When we first see Special Agent Illeana Scott (Angelina Jolie) in "Taking Lives," she's lying in a grave. She explains to the pair of French-Canadian detectives who've found her there that she's trying to determine the exact nature of the murders they're investigating. The two men have the same look: Oui, mademoiselle, but why are you smiling? Well, boys, she's Angelina Jolie, and she just wants to freak you out.
It's a minor relief to know that, after a pair of preposterous love stories and a second forgettable stint as the tomb-raiding archeologist Lara Croft, Jolie is safely back in the arms of another murky-kinky piece of Hollywood trash. There was some doubt cast about whether she'd be able to top the inane window-fogger "Original Sin," in which Antonio Banderas knew Jolie was trying to kill him but couldn't stop having sex with her anyway. "Taking Lives" operates on a similarly stupid premise that, respectful of those who live for smutty rubbish, I won't disclose. But this is easily the ghastlier and, to some extent, more predictable movie: You know who the killer is the moment he appears. Heck, you'll know by a quick look at the trailer.
Jolie plays a super-serious American FBI profiler, who wears expensive, flattering shirts and has been lured up to Montreal to help catch a serial killer. Her services come over the objection of Paquette, a pouty, insensitive rogue played by Olivier Martinez. (The good cop in the relationship is Jean-Hugues Anglade's Duval.) Yet, if only Paquette could see how Scott lives for her work, taking her meals seated across the table from grisly crime scene photos and taping yet more pictures to the ceiling above her bed.
Her devotion to her job is ridiculous, but it gets her and her Canadian crew ever closer to the bottom of the case, which is kicked into high gear when the investigation turns up Jimmy Costa (Ethan Hawke), an art dealer and Nova Scotian who says he witnessed the latest murder. Costa is drawn inevitably to Scott. Eventually, she discloses to him that the gold band on her ring finger is a decoy and almost quits the case because she, too, is drawn to him. And as the presumable killer nears, the two grow closer. And closer. Until Hawke and Jolie embark on some of the sloppiest kissing and wholehearted trysting this side of Adult Cinemax.
It should go without saying that sex is what Agent Scott needed to induce her giggling and spontaneity. Imagine what a different movie "The Silence of the Lambs" would have been if Agent Starling was seeing someone other than Dr. Lechter. (Imagine Dr. Lechter's response.)

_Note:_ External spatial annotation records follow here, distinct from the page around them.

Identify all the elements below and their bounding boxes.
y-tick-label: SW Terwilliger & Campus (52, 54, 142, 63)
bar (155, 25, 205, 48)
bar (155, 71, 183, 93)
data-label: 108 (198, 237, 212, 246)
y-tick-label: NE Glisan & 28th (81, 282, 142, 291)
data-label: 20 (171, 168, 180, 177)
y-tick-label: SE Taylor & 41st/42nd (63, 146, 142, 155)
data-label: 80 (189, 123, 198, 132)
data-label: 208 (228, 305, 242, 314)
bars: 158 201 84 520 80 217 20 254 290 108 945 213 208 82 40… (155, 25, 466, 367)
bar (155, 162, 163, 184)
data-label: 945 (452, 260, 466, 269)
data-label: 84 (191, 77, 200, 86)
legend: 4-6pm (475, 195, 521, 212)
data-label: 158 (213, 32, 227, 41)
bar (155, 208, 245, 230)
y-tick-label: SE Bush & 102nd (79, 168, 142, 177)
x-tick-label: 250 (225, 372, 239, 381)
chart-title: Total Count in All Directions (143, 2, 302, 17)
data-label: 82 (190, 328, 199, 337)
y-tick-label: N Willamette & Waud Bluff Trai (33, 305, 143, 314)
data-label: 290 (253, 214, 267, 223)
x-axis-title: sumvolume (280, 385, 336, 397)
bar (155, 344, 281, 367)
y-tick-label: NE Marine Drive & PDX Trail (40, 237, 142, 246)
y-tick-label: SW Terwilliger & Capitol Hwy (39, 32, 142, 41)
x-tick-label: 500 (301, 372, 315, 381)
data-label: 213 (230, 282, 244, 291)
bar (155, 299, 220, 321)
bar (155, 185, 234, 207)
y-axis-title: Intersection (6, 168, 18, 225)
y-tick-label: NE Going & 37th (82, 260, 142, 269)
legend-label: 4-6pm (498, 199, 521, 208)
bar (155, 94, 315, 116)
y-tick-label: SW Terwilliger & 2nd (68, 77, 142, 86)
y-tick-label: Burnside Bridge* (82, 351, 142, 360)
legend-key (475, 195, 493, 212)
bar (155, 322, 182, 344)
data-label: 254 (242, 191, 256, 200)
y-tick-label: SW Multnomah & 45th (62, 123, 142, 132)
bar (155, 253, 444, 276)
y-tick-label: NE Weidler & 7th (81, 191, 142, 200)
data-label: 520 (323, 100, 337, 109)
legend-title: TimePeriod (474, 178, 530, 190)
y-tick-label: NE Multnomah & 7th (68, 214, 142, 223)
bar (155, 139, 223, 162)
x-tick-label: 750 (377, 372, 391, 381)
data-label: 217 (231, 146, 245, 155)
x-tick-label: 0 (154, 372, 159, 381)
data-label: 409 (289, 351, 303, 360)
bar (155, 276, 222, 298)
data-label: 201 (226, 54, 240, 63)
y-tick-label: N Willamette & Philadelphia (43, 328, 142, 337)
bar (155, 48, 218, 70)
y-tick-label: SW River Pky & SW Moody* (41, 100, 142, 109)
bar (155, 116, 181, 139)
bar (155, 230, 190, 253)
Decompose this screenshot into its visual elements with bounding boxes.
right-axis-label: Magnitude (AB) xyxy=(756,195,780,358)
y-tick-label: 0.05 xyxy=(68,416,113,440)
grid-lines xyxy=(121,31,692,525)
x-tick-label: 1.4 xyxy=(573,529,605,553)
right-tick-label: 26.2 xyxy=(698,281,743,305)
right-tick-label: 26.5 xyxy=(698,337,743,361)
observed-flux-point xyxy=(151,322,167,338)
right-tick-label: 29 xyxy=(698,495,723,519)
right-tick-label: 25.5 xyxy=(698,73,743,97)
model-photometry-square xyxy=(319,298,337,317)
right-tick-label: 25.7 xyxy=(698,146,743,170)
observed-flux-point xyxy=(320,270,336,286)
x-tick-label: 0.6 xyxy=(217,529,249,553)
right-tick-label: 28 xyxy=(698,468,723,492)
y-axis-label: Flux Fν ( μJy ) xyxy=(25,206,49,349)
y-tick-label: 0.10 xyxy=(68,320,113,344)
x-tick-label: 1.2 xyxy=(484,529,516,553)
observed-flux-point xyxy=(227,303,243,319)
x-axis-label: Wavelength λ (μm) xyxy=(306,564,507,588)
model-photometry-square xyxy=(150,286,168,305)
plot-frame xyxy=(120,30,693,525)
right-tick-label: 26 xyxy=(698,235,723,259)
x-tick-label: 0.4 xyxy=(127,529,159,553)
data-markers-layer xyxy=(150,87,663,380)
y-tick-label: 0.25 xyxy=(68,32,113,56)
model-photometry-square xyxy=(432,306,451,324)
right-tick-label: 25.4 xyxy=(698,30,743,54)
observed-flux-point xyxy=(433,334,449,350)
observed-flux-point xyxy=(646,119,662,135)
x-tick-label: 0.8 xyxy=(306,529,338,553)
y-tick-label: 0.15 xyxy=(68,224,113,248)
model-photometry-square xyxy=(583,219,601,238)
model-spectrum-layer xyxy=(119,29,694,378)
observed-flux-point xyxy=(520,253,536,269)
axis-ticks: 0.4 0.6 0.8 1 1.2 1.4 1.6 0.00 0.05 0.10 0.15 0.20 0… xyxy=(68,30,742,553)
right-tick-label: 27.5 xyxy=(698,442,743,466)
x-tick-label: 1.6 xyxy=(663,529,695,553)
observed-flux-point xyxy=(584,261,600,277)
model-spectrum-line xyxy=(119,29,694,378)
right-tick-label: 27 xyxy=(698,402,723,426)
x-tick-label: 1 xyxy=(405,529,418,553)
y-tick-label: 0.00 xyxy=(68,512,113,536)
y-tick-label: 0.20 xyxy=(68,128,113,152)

"Taking Lives" would not be possible without that movie or without David Fincher's "Se7en." As the imitations still proliferate, one develops an appreciation of the way Fincher's movie, in particular, squeezed a fashionably apocalyptic mood into a clever structure.
"Taking Lives" wants to make you jump, which on two or three occasions it does, but those moments aren't fastened to anything more than the wish to jolt you. We never learn why our killer kills. We never learn what makes our federal huntress tick. The answers to these questions are probably in Michael Pye's 1999 novel, which seemed a brisk riff on Truman Capote's "In Cold Blood" and the works of Patricia Highsmith. However, the adaptation is such a radical departure from Pye's book that it's as though screenwriter Jon Bokenkamp used a recipe for apple pie to make meatloaf.
Because the characters in the movie have only stock obsessions and vague personal histories, there's no reason to be interested in them. And the movie, which D.J. Caruso has directed as a collection of sequences that grow in nonsense and luridness, doesn't bring out the psycho-schlock needed to work as a transcendently bad thriller. The gruesome last sequence, set in an idyllic Pennsylvania farmhouse, is the sort of tasteless moviemaking that debases far more than it transcends.
The serial-killer thriller is a genre that officially has nowhere else to go and nothing else to say. And "Taking Lives" is so lifeless and beside the point that its DVD version should skip letterboxing and just be shown in a heavy chalk outline.